Controlling murine and rat chronic pain through A3 adenosine receptor activation
- PMID: 22345405
- PMCID: PMC3336784
- DOI: 10.1096/fj.11-201541
Controlling murine and rat chronic pain through A3 adenosine receptor activation
Abstract
Clinical management of chronic neuropathic pain is limited by marginal effectiveness and unacceptable side effects of current drugs. We demonstrate A(3) adenosine receptor (A(3)AR) agonism as a new target-based therapeutic strategy. The development of mechanoallodynia in a well-characterized mouse model of neuropathic pain following chronic constriction injury of the sciatic nerve was rapidly and dose-dependently reversed by the A(3)AR agonists: IB-MECA, its 2-chlorinated analog (Cl-IB-MECA), and the structurally distinct MRS1898. These effects were naloxone insensitive and thus are not opioid receptor mediated. IB-MECA was ≥1.6-fold more efficacious than morphine and >5-fold more potent.

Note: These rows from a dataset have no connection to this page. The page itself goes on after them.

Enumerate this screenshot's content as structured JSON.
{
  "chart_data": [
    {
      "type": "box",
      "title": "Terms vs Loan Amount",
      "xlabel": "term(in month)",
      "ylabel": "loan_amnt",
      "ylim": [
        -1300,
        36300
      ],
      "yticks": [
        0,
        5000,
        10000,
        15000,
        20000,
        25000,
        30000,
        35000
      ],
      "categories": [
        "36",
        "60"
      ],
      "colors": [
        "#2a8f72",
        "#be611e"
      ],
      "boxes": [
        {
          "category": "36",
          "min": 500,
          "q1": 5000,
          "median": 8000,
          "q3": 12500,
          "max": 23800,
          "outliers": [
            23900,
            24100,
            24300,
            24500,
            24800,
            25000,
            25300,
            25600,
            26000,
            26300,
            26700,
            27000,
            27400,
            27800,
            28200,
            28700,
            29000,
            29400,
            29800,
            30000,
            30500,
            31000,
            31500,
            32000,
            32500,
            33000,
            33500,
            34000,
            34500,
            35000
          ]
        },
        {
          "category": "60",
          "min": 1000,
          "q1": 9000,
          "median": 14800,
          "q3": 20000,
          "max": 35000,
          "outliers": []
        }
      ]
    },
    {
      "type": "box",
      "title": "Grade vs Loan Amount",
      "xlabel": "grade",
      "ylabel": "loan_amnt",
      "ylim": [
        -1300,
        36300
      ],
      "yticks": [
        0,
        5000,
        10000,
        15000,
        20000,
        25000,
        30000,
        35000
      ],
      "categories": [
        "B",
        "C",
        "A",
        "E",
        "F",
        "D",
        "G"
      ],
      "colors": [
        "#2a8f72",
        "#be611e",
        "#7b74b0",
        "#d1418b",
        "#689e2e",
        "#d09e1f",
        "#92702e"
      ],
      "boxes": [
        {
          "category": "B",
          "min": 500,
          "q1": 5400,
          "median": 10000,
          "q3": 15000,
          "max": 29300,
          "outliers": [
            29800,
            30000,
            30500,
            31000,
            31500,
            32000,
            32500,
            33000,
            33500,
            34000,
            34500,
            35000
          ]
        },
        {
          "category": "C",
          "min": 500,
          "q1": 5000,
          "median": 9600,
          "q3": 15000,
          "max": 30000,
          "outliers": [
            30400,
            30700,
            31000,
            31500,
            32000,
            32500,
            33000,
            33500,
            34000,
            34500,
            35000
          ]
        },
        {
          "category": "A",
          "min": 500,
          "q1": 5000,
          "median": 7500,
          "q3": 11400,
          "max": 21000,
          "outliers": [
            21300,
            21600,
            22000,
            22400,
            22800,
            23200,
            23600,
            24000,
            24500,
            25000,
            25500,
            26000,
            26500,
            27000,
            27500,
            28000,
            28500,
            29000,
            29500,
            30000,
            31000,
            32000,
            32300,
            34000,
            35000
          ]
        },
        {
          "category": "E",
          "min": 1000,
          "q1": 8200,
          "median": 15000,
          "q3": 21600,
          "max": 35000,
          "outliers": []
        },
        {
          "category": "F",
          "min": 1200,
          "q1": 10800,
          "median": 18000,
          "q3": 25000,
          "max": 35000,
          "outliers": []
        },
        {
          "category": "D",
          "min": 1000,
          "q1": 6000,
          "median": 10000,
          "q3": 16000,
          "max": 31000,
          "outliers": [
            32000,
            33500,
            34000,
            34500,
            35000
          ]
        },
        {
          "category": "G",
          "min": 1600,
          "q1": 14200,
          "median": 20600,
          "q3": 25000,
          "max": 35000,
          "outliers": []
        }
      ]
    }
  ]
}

In addition, IB-MECA was equally efficacious as gabapentin (Neurontin) or amitriptyline, but respectively >350- and >75-fold more potent. Besides its potent standalone ability to reverse established mechanoallodynia, IB-MECA significantly increased the antiallodynic effects of all 3 analgesics. Moreover, neuropathic pain development in rats caused by widely used chemotherapeutics in the taxane (paclitaxel), platinum-complex (oxaliplatin), and proteasome-inhibitor (bortezomib) classes was blocked by IB-MECA without antagonizing their antitumor effect. A(3)AR agonist effects were blocked with A(3)AR antagonist MRS1523, but not with A(1)AR (DPCPX) or A(2A)AR (SCH-442416) antagonists. Our findings provide the scientific rationale and pharmacological basis for therapeutic development of A(3)AR agonists for chronic pain.